It was a year-and-a-half since I last saw the cardiologist who tended to me six years ago when I presented at the Ottawa General Hospital in a state of profound collapse due to a plunging hemoglobin level caused by a bleeding stomach ulcer caused by the daily intake of low-dose aspirin as a prophylactic against stroke or heart disease. This was a long-scheduled appointment. When the cardiologist greeted us in the examining room he took a second look at my husband and asked why he was wearing his jacket, hat and gloves in the warm interior of the hospital.

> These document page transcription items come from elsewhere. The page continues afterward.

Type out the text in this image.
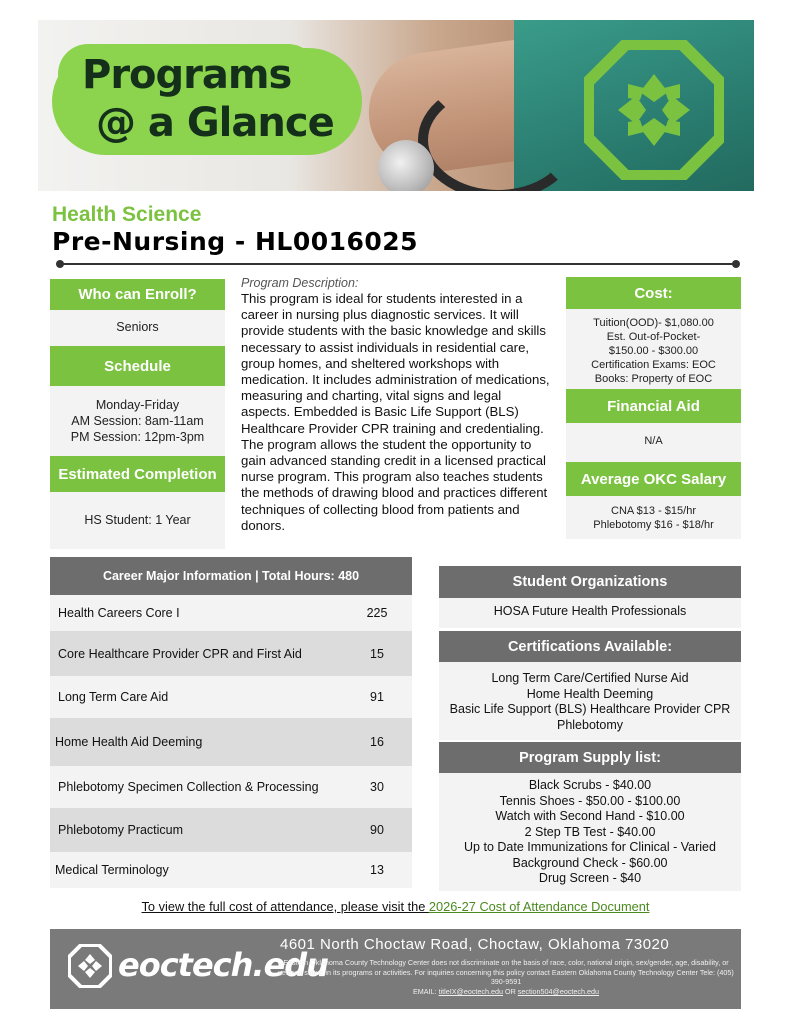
Programs
@ a Glance
Health Science
Pre-Nursing - HL0016025
Who can Enroll?
Seniors
Schedule
Monday-Friday
AM Session: 8am-11am
PM Session: 12pm-3pm
Estimated Completion
HS Student: 1 Year
Program Description:
This program is ideal for students interested in a career in nursing plus diagnostic services. It will provide students with the basic knowledge and skills necessary to assist individuals in residential care, group homes, and sheltered workshops with medication. It includes administration of medications, measuring and charting, vital signs and legal aspects. Embedded is Basic Life Support (BLS) Healthcare Provider CPR training and credentialing. The program allows the student the opportunity to gain advanced standing credit in a licensed practical nurse program. This program also teaches students the methods of drawing blood and practices different techniques of collecting blood from patients and donors.
Cost:
Tuition(OOD)- $1,080.00
Est. Out-of-Pocket-
$150.00 - $300.00
Certification Exams: EOC
Books: Property of EOC
Financial Aid
N/A
Average OKC Salary
CNA $13 - $15/hr
Phlebotomy $16 - $18/hr
Career Major Information | Total Hours: 480
Health Careers Core I	225
Core Healthcare Provider CPR and First Aid	15
Long Term Care Aid	91
Home Health Aid Deeming	16
Phlebotomy Specimen Collection & Processing	30
Phlebotomy Practicum	90
Medical Terminology	13
Student Organizations
HOSA Future Health Professionals
Certifications Available:
Long Term Care/Certified Nurse Aid
Home Health Deeming
Basic Life Support (BLS) Healthcare Provider CPR
Phlebotomy
Program Supply list:
Black Scrubs - $40.00
Tennis Shoes - $50.00 - $100.00
Watch with Second Hand - $10.00
2 Step TB Test - $40.00
Up to Date Immunizations for Clinical - Varied
Background Check - $60.00
Drug Screen - $40
To view the full cost of attendance, please visit the 2026-27 Cost of Attendance Document
eoctech.edu
4601 North Choctaw Road, Choctaw, Oklahoma 73020
Eastern Oklahoma County Technology Center does not discriminate on the basis of race, color, national origin, sex/gender, age, disability, or veteran status in its programs or activities. For inquiries concerning this policy contact Eastern Oklahoma County Technology Center Tele: (405) 390-9591
EMAIL: titleIX@eoctech.edu OR section504@eoctech.edu
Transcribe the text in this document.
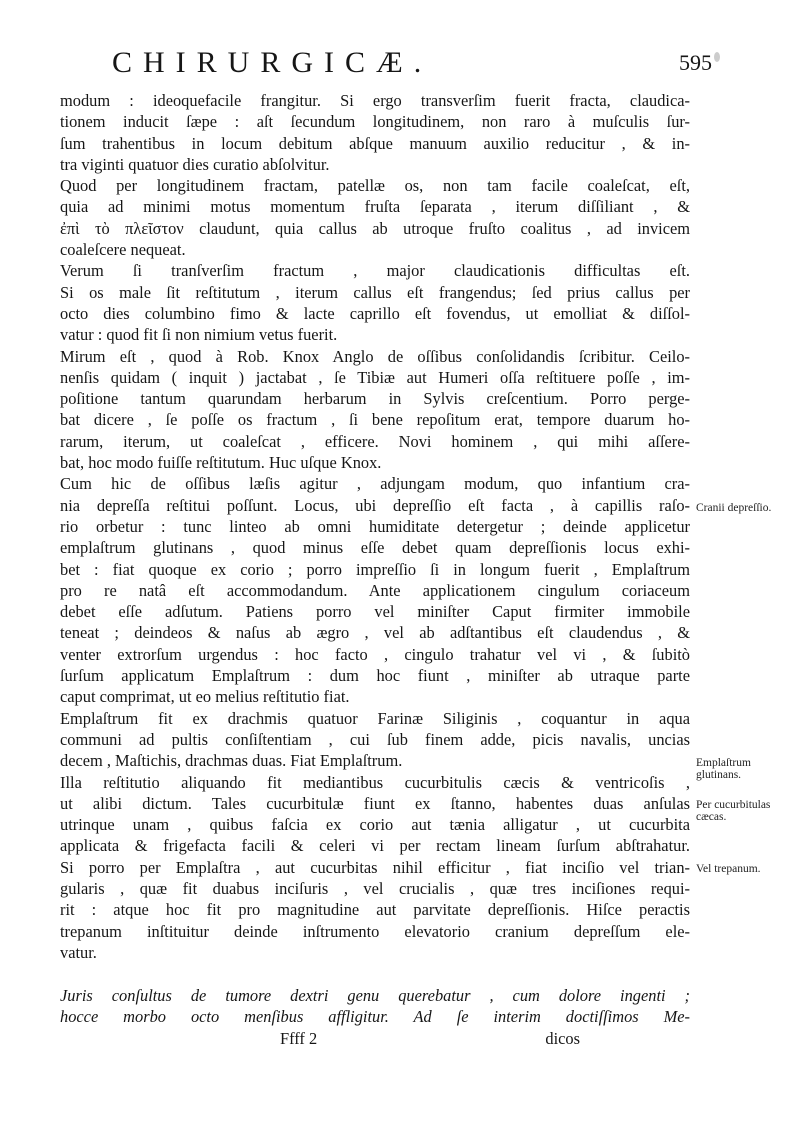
CHIRURGICÆ.	595
modum : ideoquefacile frangitur. Si ergo transverſim fuerit fracta, claudica-
tionem inducit ſæpe : aſt ſecundum longitudinem, non raro à muſculis ſur-
ſum trahentibus in locum debitum abſque manuum auxilio reducitur , & in-
tra viginti quatuor dies curatio abſolvitur.
Quod per longitudinem fractam, patellæ os, non tam facile coaleſcat, eſt,
quia ad minimi motus momentum fruſta ſeparata , iterum diſſiliant , &
ἐπὶ τὸ πλεῖστον claudunt, quia callus ab utroque fruſto coalitus , ad invicem
coaleſcere nequeat.
Verum ſi tranſverſim fractum , major claudicationis difficultas eſt.
Si os male ſit reſtitutum , iterum callus eſt frangendus; ſed prius callus per
octo dies columbino fimo & lacte caprillo eſt fovendus, ut emolliat & diſſol-
vatur : quod fit ſi non nimium vetus fuerit.
Mirum eſt , quod à Rob. Knox Anglo de oſſibus conſolidandis ſcribitur. Ceilo-
nenſis quidam ( inquit ) jactabat , ſe Tibiæ aut Humeri oſſa reſtituere poſſe , im-
poſitione tantum quarundam herbarum in Sylvis creſcentium. Porro perge-
bat dicere , ſe poſſe os fractum , ſi bene repoſitum erat, tempore duarum ho-
rarum, iterum, ut coaleſcat , efficere. Novi hominem , qui mihi aſſere-
bat, hoc modo fuiſſe reſtitutum. Huc uſque Knox.
Cum hic de oſſibus læſis agitur , adjungam modum, quo infantium cra-
nia depreſſa reſtitui poſſunt. Locus, ubi depreſſio eſt facta , à capillis raſo-
rio orbetur : tunc linteo ab omni humiditate detergetur ; deinde applicetur
emplaſtrum glutinans , quod minus eſſe debet quam depreſſionis locus exhi-
bet : fiat quoque ex corio ; porro impreſſio ſi in longum fuerit , Emplaſtrum
pro re natâ eſt accommodandum. Ante applicationem cingulum coriaceum
debet eſſe adſutum. Patiens porro vel miniſter Caput firmiter immobile
teneat ; deindeos & naſus ab ægro , vel ab adſtantibus eſt claudendus , &
venter extrorſum urgendus : hoc facto , cingulo trahatur vel vi , & ſubitò
ſurſum applicatum Emplaſtrum : dum hoc fiunt , miniſter ab utraque parte
caput comprimat, ut eo melius reſtitutio fiat.
Emplaſtrum fit ex drachmis quatuor Farinæ Siliginis , coquantur in aqua
communi ad pultis conſiſtentiam , cui ſub finem adde, picis navalis, uncias
decem , Maſtichis, drachmas duas. Fiat Emplaſtrum.
Illa reſtitutio aliquando fit mediantibus cucurbitulis cæcis & ventricoſis ,
ut alibi dictum. Tales cucurbitulæ fiunt ex ſtanno, habentes duas anſulas
utrinque unam , quibus faſcia ex corio aut tænia alligatur , ut cucurbita
applicata & frigefacta facili & celeri vi per rectam lineam ſurſum abſtrahatur.
Si porro per Emplaſtra , aut cucurbitas nihil efficitur , fiat inciſio vel trian-
gularis , quæ fit duabus inciſuris , vel crucialis , quæ tres inciſiones requi-
rit : atque hoc fit pro magnitudine aut parvitate depreſſionis. Hiſce peractis
trepanum inſtituitur deinde inſtrumento elevatorio cranium depreſſum ele-
vatur.
Juris conſultus de tumore dextri genu querebatur , cum dolore ingenti ;
hocce morbo octo menſibus affligitur. Ad ſe interim doctiſſimos Me-
Ffff 2	dicos
Cranii depreſſio.
Emplaſtrum glutinans.
Per cucurbitulas cæcas.
Vel trepanum.
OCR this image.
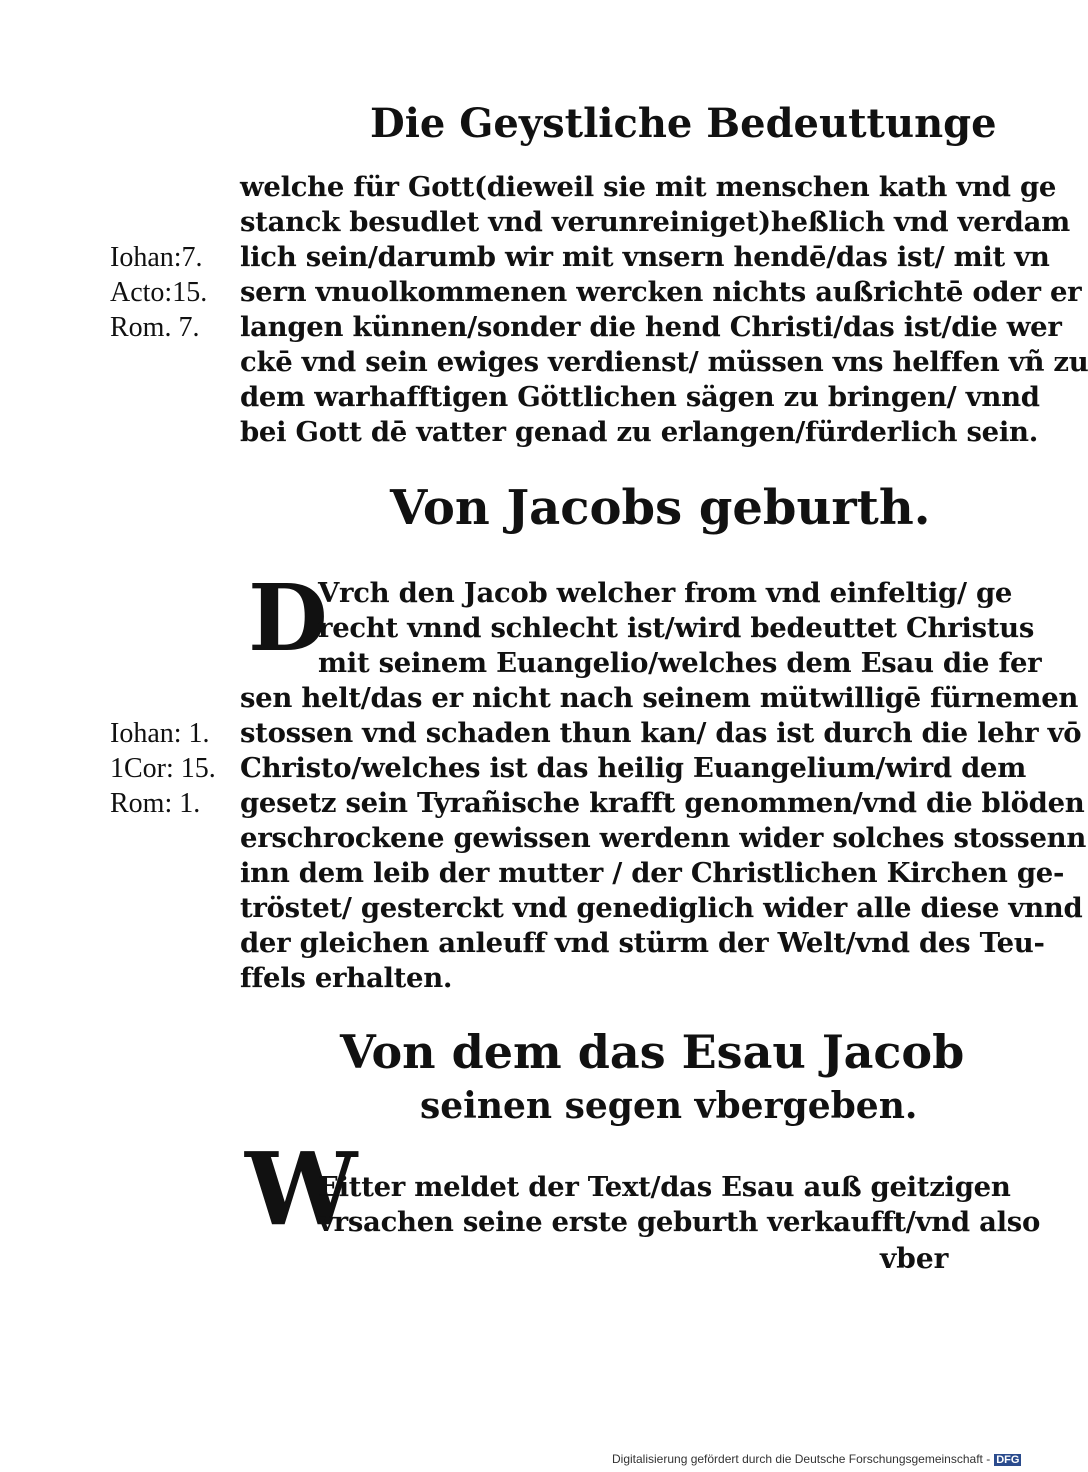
Die Geystliche Bedeuttunge
welche für Gott(dieweil sie mit menschen kath vnd ge
stanck besudlet vnd verunreiniget)heßlich vnd verdam
lich sein/darumb wir mit vnsern hendē/das ist/ mit vn
sern vnuolkommenen wercken nichts außrichtē oder er
langen künnen/sonder die hend Christi/das ist/die wer
ckē vnd sein ewiges verdienst/ müssen vns helffen vñ zu
dem warhafftigen Göttlichen sägen zu bringen/ vnnd
bei Gott dē vatter genad zu erlangen/fürderlich sein.
Iohan:7.
Acto:15.
Rom. 7.
Von Jacobs geburth.
D
Vrch den Jacob welcher from vnd einfeltig/ ge
recht vnnd schlecht ist/wird bedeuttet Christus
mit seinem Euangelio/welches dem Esau die fer
sen helt/das er nicht nach seinem mütwilligē fürnemen
stossen vnd schaden thun kan/ das ist durch die lehr vō
Christo/welches ist das heilig Euangelium/wird dem
gesetz sein Tyrañische krafft genommen/vnd die blöden
erschrockene gewissen werdenn wider solches stossenn
inn dem leib der mutter / der Christlichen Kirchen ge-
tröstet/ gesterckt vnd genediglich wider alle diese vnnd
der gleichen anleuff vnd stürm der Welt/vnd des Teu-
ffels erhalten.
Iohan: 1.
1Cor: 15.
Rom: 1.
Von dem das Esau Jacob
seinen segen vbergeben.
W
Eitter meldet der Text/das Esau auß geitzigen
vrsachen seine erste geburth verkaufft/vnd also
vber
Digitalisierung gefördert durch die Deutsche Forschungsgemeinschaft - DFG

My husband explained he had undergone open heart surgery two months previously and since then felt continually chilled. Due, we had understood, to a side effect of the Coumadin he was taking to prevent a blot clot from forming post-surgery that also replaced his mitral valve. The doctor said that it was likelier that it was a low hemoglobin count that was the culprit and mentioned that at one time it was common procedure at such surgical undertakings to transfuse blood.
A few days later as it happened, we had an appointment with our family doctor who had ordered a blood test for my husband to determine whether his medication was causing any irregularities; it's a standing joke with him that the Heart Institute only looks after the heart; for them all the peripherals in association with heart surgery are the bailiwick of the patient's family physician. Well, this family physician informed us that my husband's hemoglobin levels are indeed at an alarmingly reduced level.
He is, emphasized the doctor, in such a state of anemia that it's bordering on a need for blood transfusion. So he wrote a prescription for iron supplements and another blood test in a month's time to determine the progress but said that this is the reason for my husband's lack of energy, general inertia and constant need for warmth. I've been beefing up our daily diet with foods high in iron, but presumably it will take some time before his iron stores become normalized and the state of anemia adequately tackled and solved.
For someone recovering from open heart surgery and feeling particularly vulnerable to the cold and labouring under a condition of low energy and general torpor, it's amazing to me what my husband has been accomplishing, from vigorous exercises, to shovelling out the walkway from accumulated snow in the backyard for our little dogs.
Amazingly, for him, he was agreeable to my shovelling the front walkways and the remainder of the snow, heavily infused with water now that it's gradually melting given a day of milder temperatures, just below the tipping point of freezing. While I feel energized doing things like that, under normal circumstances the labour-intensive work falls to him. And he wouldn't hear of my making such a physical effort under any other circumstances.
Both of us are eager to have his condition normalized so we can resume our daily walks together as is our routine taking our little dogs out for long forested ravine walks. Without him beside me those daily forays lack an ingredient vital to my pleasure and enjoyment, which I am anxious to have fully restored. Perhaps another month or so.